Anice Lowen, PhD
Emory University School of Medicine
Dr. Lowen is an Associate Professor in the Department of Microbiology and Immunology, Emory University School of Medicine. She obtained her PhD from the University of Glasgow, UK, and carried out postdoctoral training at Mount Sinai School of Medicine in New York, NY.
Despite its clear importance to the epidemiology of influenza, the process by which human influenza viruses travel from one individual to another is not well understood. Prior to the zoonotic outbreak of H5N1 influenza viruses in Southeast Asia, it was generally assumed that if an influenza virus could productively infect a given host species, that virus would also transmit among individuals of that species. The lack of transmission of H5N1 influenza viruses among humans and other mammals has shown that, on the contrary, viral growth is not the only prerequisite for transmission. Research over the past six years has revealed that viral, host and environmental factors each play a role in determining the efficiency with which an influenza virus transmits. We previously showed, for example, that ambient conditions of humidity and temperature have a strong impact on the efficiency of transmission, that host-specific adaptive changes in the viral polymerase can alter transmission efficiency, and that host immunity resulting from either vaccination or natural infection limits transmission to varying degrees. Despite such progress, an in-depth understanding of transmission remains a high priority in the influenza field. Going forward, my research will focus on the viral traits which allow transmission to proceed in guinea pigs, a mammalian model system which we have demonstrated to reflect humans well in terms of influenza virus transmissibility.

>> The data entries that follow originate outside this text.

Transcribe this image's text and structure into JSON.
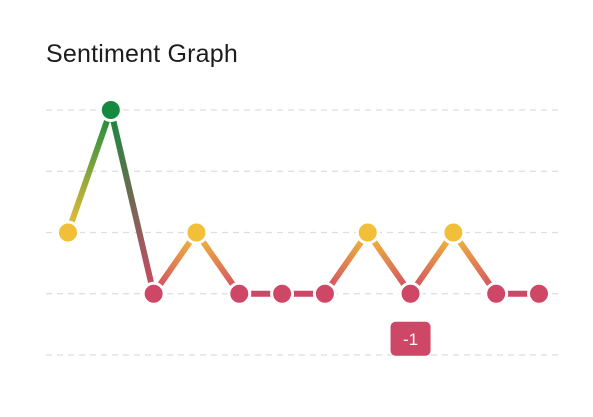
{
  "chart_data": {
    "type": "line",
    "title": "Sentiment Graph",
    "xlabel": "",
    "ylabel": "",
    "ylim": [
      -2,
      2
    ],
    "grid": true,
    "grid_values": [
      -2,
      -1,
      0,
      1,
      2
    ],
    "x": [
      1,
      2,
      3,
      4,
      5,
      6,
      7,
      8,
      9,
      10,
      11,
      12
    ],
    "values": [
      0,
      2,
      -1,
      0,
      -1,
      -1,
      -1,
      0,
      -1,
      0,
      -1,
      -1
    ],
    "annotation": {
      "index": 8,
      "label": "-1"
    },
    "colors": {
      "positive": "#158a3e",
      "neutral": "#f2bf38",
      "negative": "#cf4767",
      "grid": "#dddddd",
      "title": "#1d1d1d"
    }
  }
}
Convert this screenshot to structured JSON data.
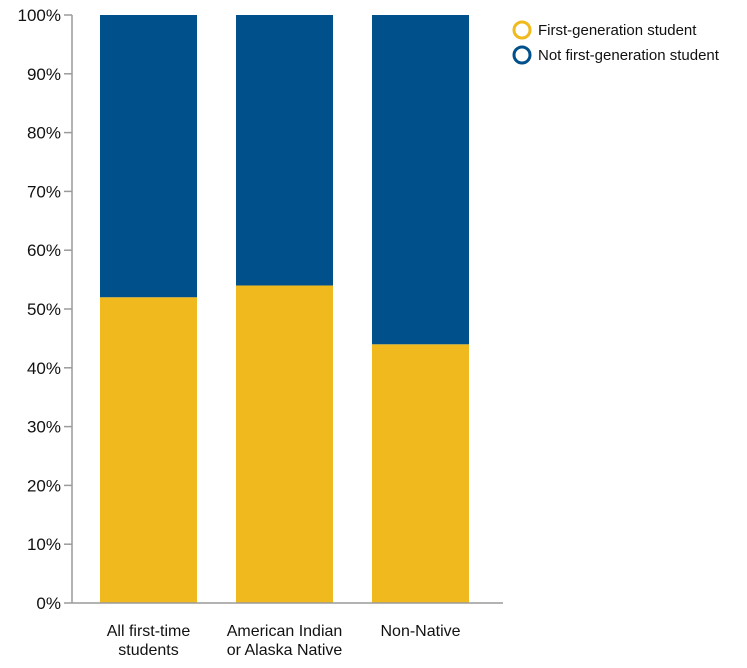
{
  "chart_data": {
    "type": "bar",
    "stacked": true,
    "categories": [
      "All first-time students",
      "American Indian or Alaska Native",
      "Non-Native"
    ],
    "category_label_lines": [
      [
        "All first-time",
        "students"
      ],
      [
        "American Indian",
        "or Alaska Native"
      ],
      [
        "Non-Native"
      ]
    ],
    "series": [
      {
        "name": "First-generation student",
        "values": [
          52,
          54,
          44
        ],
        "color": "#f0b91e"
      },
      {
        "name": "Not first-generation student",
        "values": [
          48,
          46,
          56
        ],
        "color": "#00508c"
      }
    ],
    "y_ticks": [
      "0%",
      "10%",
      "20%",
      "30%",
      "40%",
      "50%",
      "60%",
      "70%",
      "80%",
      "90%",
      "100%"
    ],
    "ylim": [
      0,
      100
    ],
    "y_unit": "%",
    "title": "",
    "xlabel": "",
    "ylabel": "",
    "grid": false,
    "legend_position": "top-right"
  }
}
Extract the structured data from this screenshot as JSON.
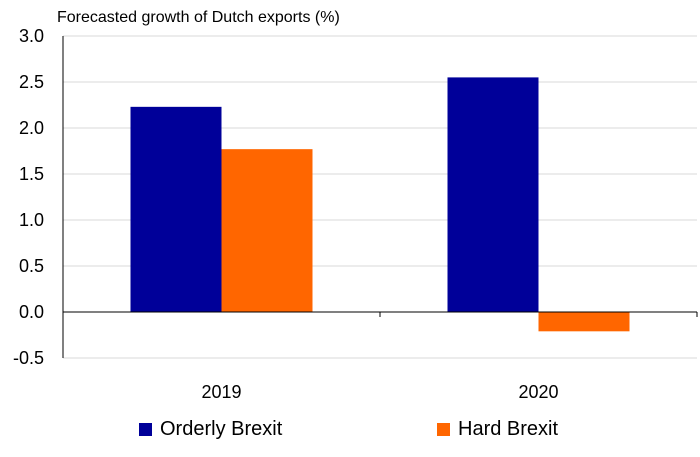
{
  "chart_data": {
    "type": "bar",
    "title": "Forecasted growth of Dutch exports (%)",
    "categories": [
      "2019",
      "2020"
    ],
    "series": [
      {
        "name": "Orderly Brexit",
        "color": "#000099",
        "values": [
          2.23,
          2.55
        ]
      },
      {
        "name": "Hard Brexit",
        "color": "#ff6600",
        "values": [
          1.77,
          -0.21
        ]
      }
    ],
    "ylim": [
      -0.5,
      3.0
    ],
    "yticks": [
      "-0.5",
      "0.0",
      "0.5",
      "1.0",
      "1.5",
      "2.0",
      "2.5",
      "3.0"
    ],
    "grid": true,
    "legend_position": "bottom"
  }
}
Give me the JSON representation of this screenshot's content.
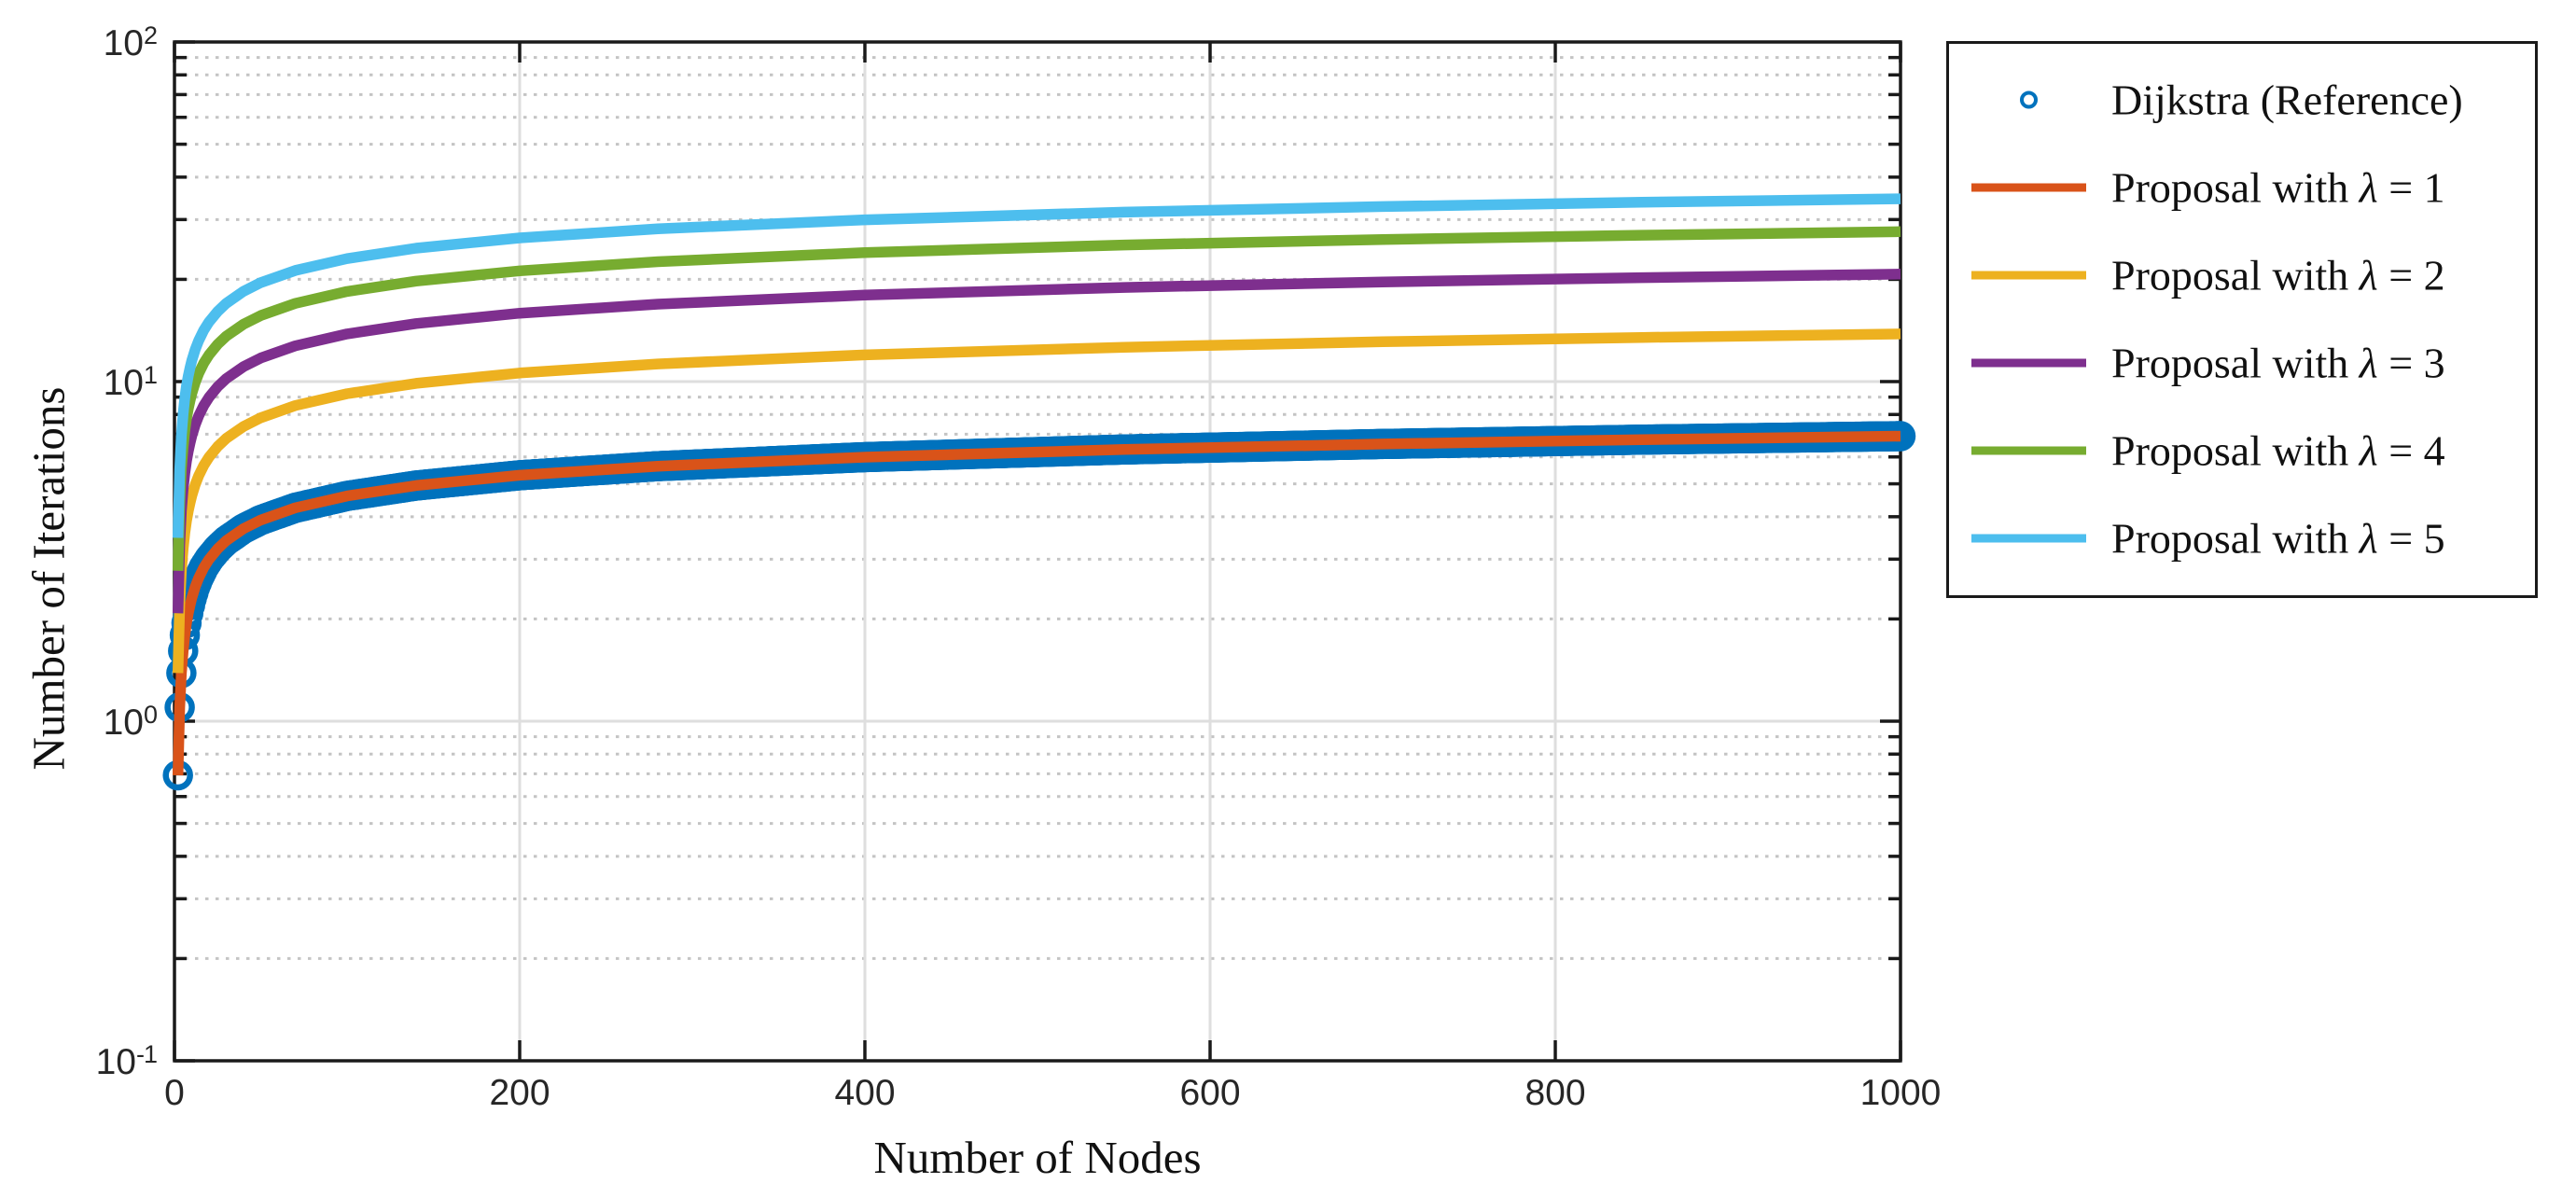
{
  "figure": {
    "background": "#ffffff",
    "axis_color": "#1a1a1a",
    "grid_major_color": "#dedede",
    "grid_minor_color": "#c4c4c4",
    "axes": {
      "xlabel": "Number of Nodes",
      "ylabel": "Number of Iterations",
      "x_ticks": [
        {
          "label": "0",
          "value": 0
        },
        {
          "label": "200",
          "value": 200
        },
        {
          "label": "400",
          "value": 400
        },
        {
          "label": "600",
          "value": 600
        },
        {
          "label": "800",
          "value": 800
        },
        {
          "label": "1000",
          "value": 1000
        }
      ],
      "y_ticks": [
        {
          "base": "10",
          "exp": "2",
          "value": 100
        },
        {
          "base": "10",
          "exp": "1",
          "value": 10
        },
        {
          "base": "10",
          "exp": "0",
          "value": 1
        },
        {
          "base": "10",
          "exp": "-1",
          "value": 0.1
        }
      ]
    },
    "legend": {
      "items": [
        {
          "label": "Dijkstra (Reference)",
          "sample": "circle",
          "color": "#0072BD"
        },
        {
          "label": "Proposal with λ = 1",
          "sample": "line",
          "color": "#D95319"
        },
        {
          "label": "Proposal with λ = 2",
          "sample": "line",
          "color": "#EDB120"
        },
        {
          "label": "Proposal with λ = 3",
          "sample": "line",
          "color": "#7E2F8E"
        },
        {
          "label": "Proposal with λ = 4",
          "sample": "line",
          "color": "#77AC30"
        },
        {
          "label": "Proposal with λ = 5",
          "sample": "line",
          "color": "#4DBEEE"
        }
      ]
    }
  },
  "chart_data": {
    "type": "line",
    "title": "",
    "xlabel": "Number of Nodes",
    "ylabel": "Number of Iterations",
    "x_axis": {
      "scale": "linear",
      "min": 0,
      "max": 1000,
      "ticks": [
        0,
        200,
        400,
        600,
        800,
        1000
      ]
    },
    "y_axis": {
      "scale": "log",
      "min": 0.1,
      "max": 100,
      "ticks": [
        0.1,
        1,
        10,
        100
      ]
    },
    "grid": {
      "major": true,
      "minor": true,
      "minor_style": "dotted"
    },
    "legend_position": "outside-top-right",
    "model": "y = lambda * ln(n) for n = 2..1000; Dijkstra reference equals lambda = 1 with circle markers at every integer n",
    "sample_x": [
      2,
      3,
      4,
      5,
      6,
      7,
      8,
      9,
      10,
      12,
      14,
      17,
      20,
      25,
      30,
      40,
      50,
      70,
      100,
      140,
      200,
      280,
      400,
      550,
      700,
      850,
      1000
    ],
    "series": [
      {
        "name": "Dijkstra (Reference)",
        "style": "scatter",
        "marker": "circle",
        "color": "#0072BD",
        "marker_x_start": 2,
        "marker_x_end": 1000,
        "marker_x_step": 1,
        "lambda": 1,
        "values": [
          0.6931,
          1.0986,
          1.3863,
          1.6094,
          1.7918,
          1.9459,
          2.0794,
          2.1972,
          2.3026,
          2.4849,
          2.6391,
          2.8332,
          2.9957,
          3.2189,
          3.4012,
          3.6889,
          3.912,
          4.2485,
          4.6052,
          4.9416,
          5.2983,
          5.6348,
          5.9915,
          6.3099,
          6.5511,
          6.7452,
          6.9078
        ]
      },
      {
        "name": "Proposal with λ = 1",
        "style": "line",
        "color": "#D95319",
        "lambda": 1,
        "values": [
          0.6931,
          1.0986,
          1.3863,
          1.6094,
          1.7918,
          1.9459,
          2.0794,
          2.1972,
          2.3026,
          2.4849,
          2.6391,
          2.8332,
          2.9957,
          3.2189,
          3.4012,
          3.6889,
          3.912,
          4.2485,
          4.6052,
          4.9416,
          5.2983,
          5.6348,
          5.9915,
          6.3099,
          6.5511,
          6.7452,
          6.9078
        ]
      },
      {
        "name": "Proposal with λ = 2",
        "style": "line",
        "color": "#EDB120",
        "lambda": 2,
        "values": [
          1.3863,
          2.1972,
          2.7726,
          3.2189,
          3.5835,
          3.8918,
          4.1589,
          4.3944,
          4.6052,
          4.9698,
          5.2781,
          5.6664,
          5.9915,
          6.4378,
          6.8024,
          7.3778,
          7.824,
          8.497,
          9.2103,
          9.8833,
          10.5966,
          11.2696,
          11.9829,
          12.6198,
          13.1022,
          13.4904,
          13.8155
        ]
      },
      {
        "name": "Proposal with λ = 3",
        "style": "line",
        "color": "#7E2F8E",
        "lambda": 3,
        "values": [
          2.0794,
          3.2958,
          4.1589,
          4.8283,
          5.3753,
          5.8377,
          6.2383,
          6.5917,
          6.9078,
          7.4547,
          7.9172,
          8.4996,
          8.9872,
          9.6566,
          10.2036,
          11.0666,
          11.7361,
          12.7455,
          13.8155,
          14.8249,
          15.8949,
          16.9044,
          17.9744,
          18.9297,
          19.6532,
          20.2355,
          20.7233
        ]
      },
      {
        "name": "Proposal with λ = 4",
        "style": "line",
        "color": "#77AC30",
        "lambda": 4,
        "values": [
          2.7726,
          4.3944,
          5.5452,
          6.4378,
          7.1671,
          7.7836,
          8.3178,
          8.7889,
          9.2103,
          9.9397,
          10.5562,
          11.3329,
          11.9829,
          12.8755,
          13.6048,
          14.7555,
          15.6481,
          16.9941,
          18.4207,
          19.7665,
          21.1933,
          22.5392,
          23.9659,
          25.2396,
          26.2043,
          26.9807,
          27.631
        ]
      },
      {
        "name": "Proposal with λ = 5",
        "style": "line",
        "color": "#4DBEEE",
        "lambda": 5,
        "values": [
          3.4657,
          5.4931,
          6.9315,
          8.0472,
          8.9588,
          9.7295,
          10.3972,
          10.9861,
          11.5129,
          12.4245,
          13.1953,
          14.1661,
          14.9787,
          16.0944,
          17.0059,
          18.4444,
          19.5601,
          21.2426,
          23.0259,
          24.7081,
          26.4916,
          28.1742,
          29.9573,
          31.5497,
          32.7556,
          33.7262,
          34.5388
        ]
      }
    ]
  }
}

Reassortment is the process by which influenza viruses, which carry RNA genomes comprising eight segments, exchange genetic material. Reassortment of the genome segments of two differing influenza strains has the potential to vastly increase the diversity of circulating influenza viruses. The contribution of reassortment to the process of antigenic shift has long been recognized: the viral strains which initiated the 1957, 1968 and 2009 pandemics all arose through reassortment. That reassortment also makes a major contribution to the more gradual process of antigenic drift has more recently become apparent with the increased availability of whole genome sequences. Despite its importance to influenza virus evolution, the frequency with which reassortment occurs in an animal infected with two or more variant viruses is unclear. I therefore propose to assess the incidence of reassortment in experimentally infected guinea pigs. By studying the process under well-controlled conditions, I aim to identify factors which dictate how readily reassortment can occur. For example, the roles of pre-existing immunity to one subtype, sequential rather than coincident infection, genetic compatibility between differing viruses, and the likelihood of two distinct strains to infect the same cell type will be studied.